U.S. Bankruptcy Court approval of American Airlines’ settlement with the U.S. Department of Justice clears the final hurdle for a $17.2 billion deal creating this planet’s largest airline. The merger is set to go into effect December 9. That’s when the name of the company officially becomes American Airlines Group Inc.

The court’s approval was not unexpected. The big breakthrough on the contentious merger of American and US Airways came November 12 when the carriers agreed to relinquish competitively important takeoff and landing slots at key airports such as Reagan Washington National and New York LaGuardia. As a result, DOJ dropped its opposition to the merger.

By any measurement, that merger is mammoth. American fields more than 3,500 daily flights to 260 airports in some 50 countries. US Airways operates some 3,100 flights each day to 198 cities.

American is one of the original US carriers. Over the years it grew by taking under its wing airlines such as Air California and Reno Air. US Airways is perhaps the U.S. airline industry’s prime example of merger. Starting out as Allegheny Airlines, the carrier changed its name to USAir with the onset of airline deregulation. From that point on, it was off to the races, as it acquired West Coast-based Pacific Southwest Airlines and East Coast-based Piedmont. Phoenix-based America West entered into the equation in 2005, when it bought by then-bankrupt US Airways and took its name.

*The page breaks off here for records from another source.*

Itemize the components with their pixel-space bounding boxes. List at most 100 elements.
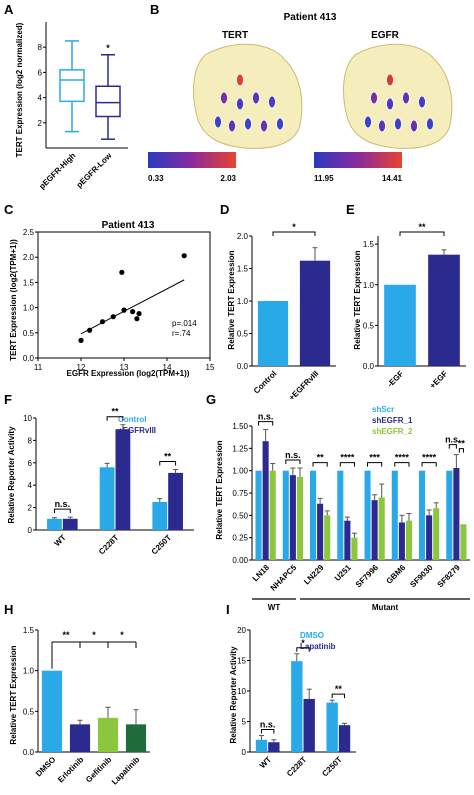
g-ylabel: Relative TERT Expression [215,440,224,539]
f-bar-0-1 [99,467,115,530]
i-sig-bracket-2 [331,693,346,699]
brain-left-spot-2 [236,97,244,111]
brain-right-shape [343,43,453,149]
brain-right-spot-9 [426,117,434,131]
brain-left-spot-4 [268,95,276,109]
g-xlabel-1: NHAPC5 [269,563,299,593]
h-bar-1 [69,724,91,752]
g-legend-1: shEGFR_1 [372,416,413,425]
h-sig-0: ** [62,630,70,640]
g-sig-bracket-6-label: **** [422,453,437,463]
c-point-0 [78,337,84,343]
f-bar-0-2 [152,502,168,530]
c-xtick-label-1: 12 [77,363,86,372]
c-ytick-label-3: 1.5 [23,278,35,287]
b-left-min: 0.33 [148,174,164,183]
i-sig-bracket-2-label: ** [335,684,343,694]
f-xlabel-1: C228T [97,533,120,556]
g-sig-bracket-4 [367,462,383,467]
g-bar-2-2 [324,515,331,560]
c-stat-p: p=.014 [172,319,197,328]
g-bar-0-3 [337,470,344,560]
g-ytick-label-6: 1.50 [232,422,248,431]
i-sig-bracket-0 [260,729,275,734]
c-title: Patient 413 [102,220,155,231]
c-point-6 [130,309,136,315]
d-ytick-label-0: 0.0 [237,362,249,371]
f-ytick-label-5: 10 [23,414,32,423]
g-xlabel-4: SF7996 [354,563,381,590]
brain-left-spot-8 [260,119,268,133]
g-bar-2-0 [269,470,276,560]
c-point-5 [121,307,127,313]
g-sig-bracket-3-label: **** [340,453,355,463]
panel-label-h: H [4,602,13,617]
a-ytick-label-1: 4 [38,94,43,103]
g-bar-0-2 [309,470,317,560]
g-bar-2-1 [296,476,304,560]
c-ytick-label-2: 1.0 [23,304,35,313]
b-left-title: TERT [222,30,248,41]
panel-label-a: A [4,2,14,17]
f-bar-1-1 [115,429,131,530]
c-stat-r: r=.74 [172,329,191,338]
a-ytick-label-3: 8 [38,43,43,52]
e-bar-0 [384,284,416,366]
h-xlabel-0: DMSO [34,755,57,778]
brain-left-shape [193,43,303,149]
g-bar-0-0 [255,470,262,560]
e-ytick-label-2: 1.0 [363,281,375,290]
h-sig-1: * [92,630,96,640]
g-sig-bracket-1 [285,459,301,464]
c-point-3 [110,314,116,320]
f-ytick-label-2: 4 [28,481,33,490]
brain-right-spot-0 [386,73,394,87]
brain-left-spot-0 [236,73,244,87]
g-bar-1-0 [262,441,269,560]
h-ytick-label-0: 0.0 [23,748,35,757]
c-ylabel: TERT Expression (log2(TPM+1)) [9,239,18,361]
e-sig-bracket-label: ** [418,222,426,232]
d-bar-0 [257,301,289,366]
c-point-8 [136,311,142,317]
a-box-0 [59,69,85,103]
brain-right-spots [364,73,434,133]
brain-right-spot-8 [410,119,418,133]
panel-label-d: D [220,202,229,217]
d-ylabel: Relative TERT Expression [227,250,236,349]
brain-right-spot-1 [370,91,378,105]
i-ytick-label-3: 15 [237,657,246,666]
i-xlabel-1: C228T [285,755,308,778]
g-ytick-label-5: 1.25 [232,444,248,453]
g-bar-0-6 [418,470,426,560]
d-ytick-label-3: 1.5 [237,265,249,274]
i-ylabel: Relative Reporter Activity [229,646,238,744]
e-ytick-label-3: 1.5 [363,240,375,249]
g-legend-2: shEGFR_2 [372,427,413,436]
g-bar-1-4 [371,500,378,560]
i-bar-0-0 [255,739,268,752]
i-bar-1-2 [338,725,351,752]
c-point-7 [134,316,140,322]
g-bar-0-7 [446,470,453,560]
d-bar-1 [299,260,331,366]
f-xlabel-2: C250T [150,533,173,556]
c-xtick-label-4: 15 [206,363,215,372]
h-sig-2: * [120,630,124,640]
i-sig-bracket-0-label: n.s. [260,720,276,730]
c-ytick-label-5: 2.5 [23,228,35,237]
g-sig-bracket-7 [448,444,457,449]
brain-right-spot-5 [364,115,372,129]
f-ytick-label-1: 2 [28,504,33,513]
g-xlabel-0: LN18 [251,563,272,584]
g-bar-0-4 [364,470,371,560]
g-group-wt: WT [268,603,281,612]
c-ytick-label-4: 2.0 [23,253,35,262]
c-frame [37,231,211,359]
brain-right-spot-4 [418,95,426,109]
e-bar-1 [428,254,460,366]
g-bar-2-3 [351,537,358,560]
a-xlabel-0: pEGFR-High [37,151,77,191]
d-sig-bracket-label: * [292,222,296,232]
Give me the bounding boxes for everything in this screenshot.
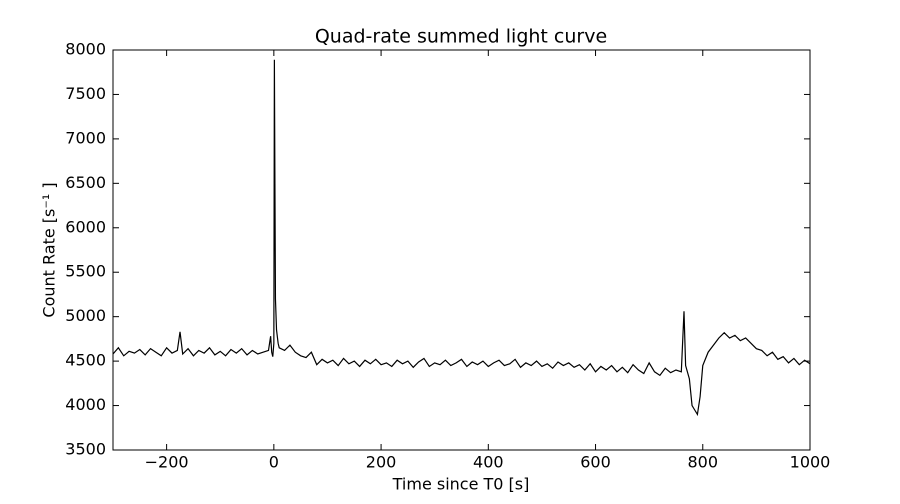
y-tick-label: 5500 — [65, 262, 106, 281]
y-tick-label: 5000 — [65, 306, 106, 325]
y-axis-label: Count Rate [s⁻¹ ] — [40, 182, 59, 317]
x-tick-label: 600 — [580, 453, 611, 472]
x-tick-label: 800 — [687, 453, 718, 472]
chart-title: Quad-rate summed light curve — [315, 26, 607, 48]
plot-frame — [112, 49, 811, 451]
x-tick-label: 200 — [366, 453, 397, 472]
x-tick-label: 1000 — [790, 453, 831, 472]
x-tick-label: −200 — [145, 453, 189, 472]
y-tick-label: 7500 — [65, 84, 106, 103]
light-curve — [112, 59, 811, 417]
x-axis-label: Time since T0 [s] — [392, 475, 530, 494]
y-tick-label: 4000 — [65, 395, 106, 414]
y-tick-label: 6500 — [65, 173, 106, 192]
y-tick-label: 4500 — [65, 351, 106, 370]
x-tick-label: 0 — [269, 453, 279, 472]
y-tick-label: 3500 — [65, 440, 106, 459]
y-tick-label: 8000 — [65, 40, 106, 59]
y-tick-label: 7000 — [65, 128, 106, 147]
y-tick-label: 6000 — [65, 217, 106, 236]
x-tick-label: 400 — [473, 453, 504, 472]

The new US Airways’ biggest coup is landing American Airlines. It gets the carrier’s iconic name, while inserting key players from its management team to help run the world’s largest airline. Five of the top eight executives are US Airways people, three are American. US Airways Group CEO Doug Parker becomes CEO of American Airlines Group, and US Airways President Scott Kirby assumes the title of AAG president.

Now the really interesting part begins, the part that impacts air travelers not just in the United States but the world over. Everything else has been prelude. How well the two carriers integrate is critical to the success of all this, specifically how they integrate their two cultures. Just how much the public benefits is much dependent on the mechanics of this ambitious meshing.